British journalist and teacher

Allegra Mostyn-Owen is a British journalist and teacher. She was the first wife of former British Prime Minister Boris Johnson.

Mostyn-Owen was born in London to art historian and Christie's Education chairman William Mostyn-Owen and Italian writer Gaia Servadio. She was raised by her parents alongside her two brothers, Orlando and Owen. During her time as an undergraduate student at Trinity College, Oxford, she worked as a journalist and met Johnson. Mostyn-Owen and Johnson married in 1987, divorcing in 1993. She remarried in 2010.

==Education and career==
From 1983, Mostyn-Owen read Philosophy, Politics and Economics at Trinity College, Oxford. Students often spoke of her as one of Oxford's most beautiful women. Subsequent modelling assignments included being photographed by David Bailey for the cover of Tatler magazine and by Terence Donovan for Vogue. She was on the books of the Models1 modelling agency in London.

Her career in journalism began when she became the joint student editor of Oxford's Isis magazine in 1985.

After graduating, Mostyn-Owen began working for the Evening Standard. She worked on the paper's gossip column "Londoner's Diary" resigning the following April. She gained a master's degree in EU Law from the Université libre de Bruxelles.

After divorce from Johnson, Mostyn-Owen embarked on a career teaching Muslim women English and art at the Minhaj-UI-Quran Mosque in East London. Shortly after, she persuaded mosque elders to let her start art classes for boys and girls aged five to 14. In 2010, Mostyn-Owen spoke at a public event on "the Closing of the Muslim Mind" (the title of a book by Robert R. Reilly published that year) and the audience was reportedly gripped by her "creative and kindly" personality.

She creates ceramics in her studio in West London. She developed her ceramics through adult education in Hammersmith and Fulham and one-to-one tuition from Seth Cardew at Wenford Bridge.

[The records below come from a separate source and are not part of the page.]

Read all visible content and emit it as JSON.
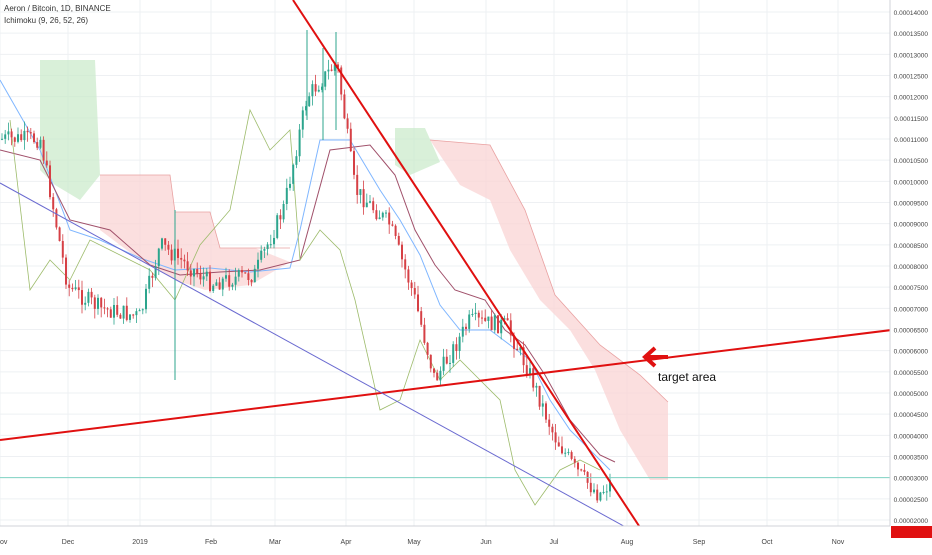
{
  "header": {
    "title": "Aeron / Bitcoin, 1D, BINANCE",
    "indicator": "Ichimoku (9, 26, 52, 26)"
  },
  "annotation": {
    "text": "target area"
  },
  "colors": {
    "background": "#ffffff",
    "grid": "#eef0f3",
    "candle_up": "#2ca58d",
    "candle_down": "#d64045",
    "trendline": "#e01010",
    "lower_trendline": "#6a6ad0",
    "cloud_bull": "#c9e9c9",
    "cloud_bear": "#f9d4d4",
    "tenkan": "#7fb6ff",
    "kijun": "#a0506a",
    "chikou": "#9dbb6b",
    "current_price_line": "#7fd3c3",
    "current_price_tag": "#e01010"
  },
  "chart_data": {
    "type": "candlestick",
    "title": "Aeron / Bitcoin, 1D, BINANCE",
    "indicators": [
      "Ichimoku (9, 26, 52, 26)"
    ],
    "x_tick_labels": [
      "ov",
      "Dec",
      "2019",
      "Feb",
      "Mar",
      "Apr",
      "May",
      "Jun",
      "Jul",
      "Aug",
      "Sep",
      "Oct",
      "Nov"
    ],
    "y_tick_labels": [
      "0.00014000",
      "0.00013500",
      "0.00013000",
      "0.00012500",
      "0.00012000",
      "0.00011500",
      "0.00011000",
      "0.00010500",
      "0.00010000",
      "0.00009500",
      "0.00009000",
      "0.00008500",
      "0.00008000",
      "0.00007500",
      "0.00007000",
      "0.00006500",
      "0.00006000",
      "0.00005500",
      "0.00005000",
      "0.00004500",
      "0.00004000",
      "0.00003500",
      "0.00003000",
      "0.00002500",
      "0.00002000"
    ],
    "ylim": [
      1.8e-05,
      0.000142
    ],
    "price_path": [
      {
        "date": "Nov 20",
        "price": 0.00011
      },
      {
        "date": "Dec 1",
        "price": 7.5e-05
      },
      {
        "date": "Dec 15",
        "price": 7e-05
      },
      {
        "date": "Jan 1",
        "price": 6.8e-05
      },
      {
        "date": "Jan 10",
        "price": 8.5e-05
      },
      {
        "date": "Feb 1",
        "price": 7.6e-05
      },
      {
        "date": "Feb 20",
        "price": 7.8e-05
      },
      {
        "date": "Mar 5",
        "price": 9.4e-05
      },
      {
        "date": "Mar 15",
        "price": 0.00012
      },
      {
        "date": "Mar 28",
        "price": 0.000128
      },
      {
        "date": "Apr 5",
        "price": 9.8e-05
      },
      {
        "date": "Apr 20",
        "price": 9e-05
      },
      {
        "date": "May 1",
        "price": 7.3e-05
      },
      {
        "date": "May 10",
        "price": 5.3e-05
      },
      {
        "date": "May 25",
        "price": 6.7e-05
      },
      {
        "date": "Jun 10",
        "price": 6.6e-05
      },
      {
        "date": "Jun 20",
        "price": 5.5e-05
      },
      {
        "date": "Jul 1",
        "price": 4e-05
      },
      {
        "date": "Jul 10",
        "price": 3.2e-05
      },
      {
        "date": "Jul 20",
        "price": 2.6e-05
      },
      {
        "date": "Jul 27",
        "price": 3e-05
      }
    ],
    "trendlines": [
      {
        "label": "descending resistance",
        "from": {
          "date": "Nov 1",
          "price": 0.000158
        },
        "to": {
          "date": "Jul 31",
          "price": 1.6e-05
        }
      },
      {
        "label": "rising support",
        "from": {
          "date": "Nov 1",
          "price": 3.9e-05
        },
        "to": {
          "date": "Dec 31",
          "price": 6.4e-05
        }
      },
      {
        "label": "lower channel",
        "from": {
          "date": "Nov 1",
          "price": 0.0001
        },
        "to": {
          "date": "Jul 31",
          "price": 1.6e-05
        }
      }
    ],
    "current_price": 3e-05,
    "grid": true,
    "legend": "top-left"
  }
}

==Relationship with Boris Johnson==
Mostyn-Owen met Boris Johnson in their first year at Oxford University. The pair were often described as the "perfect couple" at university, being identified as "the girl from the cover of Tatler" and he was "the future prime minister".

They were married on 5 September 1987, at St Michael and All Angels, West Felton in Shropshire. A piece written for the occasion by composer Hans Werner Henze was performed. The reception was held at the Mostyn-Owens' country estate, Woodhouse.

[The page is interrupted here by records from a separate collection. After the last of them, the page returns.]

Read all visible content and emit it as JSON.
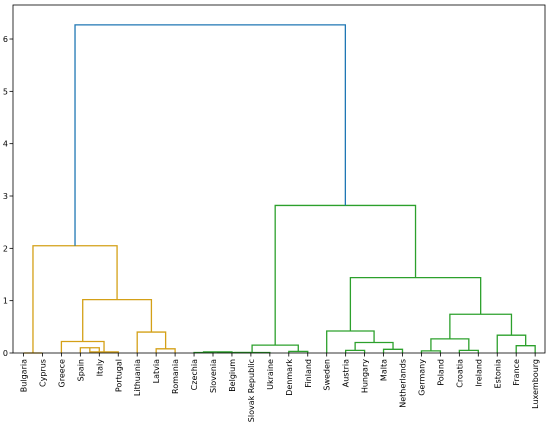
{
  "chart_data": {
    "type": "dendrogram",
    "title": "",
    "xlabel": "",
    "ylabel": "",
    "ylim": [
      0,
      6.65
    ],
    "yticks": [
      0,
      1,
      2,
      3,
      4,
      5,
      6
    ],
    "grid": false,
    "leaves": [
      "Bulgaria",
      "Cyprus",
      "Greece",
      "Spain",
      "Italy",
      "Portugal",
      "Lithuania",
      "Latvia",
      "Romania",
      "Czechia",
      "Slovenia",
      "Belgium",
      "Slovak Republic",
      "Ukraine",
      "Denmark",
      "Finland",
      "Sweden",
      "Austria",
      "Hungary",
      "Malta",
      "Netherlands",
      "Germany",
      "Poland",
      "Croatia",
      "Ireland",
      "Estonia",
      "France",
      "Luxembourg"
    ],
    "colors": {
      "cluster1": "#d4a017",
      "cluster2": "#2ca02c",
      "root": "#1f77b4"
    },
    "links": [
      {
        "left": 3,
        "right": 4,
        "height": 0.1,
        "color": "cluster1"
      },
      {
        "left": 28,
        "right": 5,
        "height": 0.02,
        "color": "cluster1"
      },
      {
        "left": 2,
        "right": 29,
        "height": 0.22,
        "color": "cluster1"
      },
      {
        "left": 0,
        "right": 1,
        "height": 0.0,
        "color": "cluster1"
      },
      {
        "left": 7,
        "right": 8,
        "height": 0.08,
        "color": "cluster1"
      },
      {
        "left": 6,
        "right": 32,
        "height": 0.4,
        "color": "cluster1"
      },
      {
        "left": 30,
        "right": 33,
        "height": 1.02,
        "color": "cluster1"
      },
      {
        "left": 31,
        "right": 34,
        "height": 2.05,
        "color": "cluster1"
      },
      {
        "left": 9,
        "right": 10,
        "height": 0.01,
        "color": "cluster2"
      },
      {
        "left": 36,
        "right": 11,
        "height": 0.02,
        "color": "cluster2"
      },
      {
        "left": 37,
        "right": 12,
        "height": 0.01,
        "color": "cluster2"
      },
      {
        "left": 14,
        "right": 15,
        "height": 0.03,
        "color": "cluster2"
      },
      {
        "left": 38,
        "right": 13,
        "height": 0.01,
        "color": "cluster2"
      },
      {
        "left": 40,
        "right": 39,
        "height": 0.15,
        "color": "cluster2"
      },
      {
        "left": 17,
        "right": 18,
        "height": 0.05,
        "color": "cluster2"
      },
      {
        "left": 19,
        "right": 20,
        "height": 0.07,
        "color": "cluster2"
      },
      {
        "left": 42,
        "right": 43,
        "height": 0.2,
        "color": "cluster2"
      },
      {
        "left": 16,
        "right": 44,
        "height": 0.42,
        "color": "cluster2"
      },
      {
        "left": 21,
        "right": 22,
        "height": 0.04,
        "color": "cluster2"
      },
      {
        "left": 23,
        "right": 24,
        "height": 0.05,
        "color": "cluster2"
      },
      {
        "left": 46,
        "right": 47,
        "height": 0.27,
        "color": "cluster2"
      },
      {
        "left": 26,
        "right": 27,
        "height": 0.14,
        "color": "cluster2"
      },
      {
        "left": 25,
        "right": 49,
        "height": 0.34,
        "color": "cluster2"
      },
      {
        "left": 48,
        "right": 50,
        "height": 0.74,
        "color": "cluster2"
      },
      {
        "left": 45,
        "right": 51,
        "height": 1.44,
        "color": "cluster2"
      },
      {
        "left": 41,
        "right": 52,
        "height": 2.82,
        "color": "cluster2"
      },
      {
        "left": 35,
        "right": 53,
        "height": 6.27,
        "color": "root"
      }
    ]
  }
}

The couple divorced in 1993, with Mostyn-Owen citing Johnson's frequent absences and preoccupation with his work: "The really bad times were when he didn't tell me he was going to be away."

Johnson later recruited Mostyn-Owen as part of his Muslim Engagement Taskforce when he was seeking re-election as Mayor of London. In an interview with the Evening Standard, Mostyn-Owen claimed "he's a better ex than he was a husband".

==Second marriage==
Since marrying her second husband, who is from Pakistan, Mostyn-Owen explained, "I'm happy now, very happy", and that she found it "very rewarding to have this whole connection with Pakistan." Mostyn-Owen remains Christian and has "never been tempted to convert to Islam herself".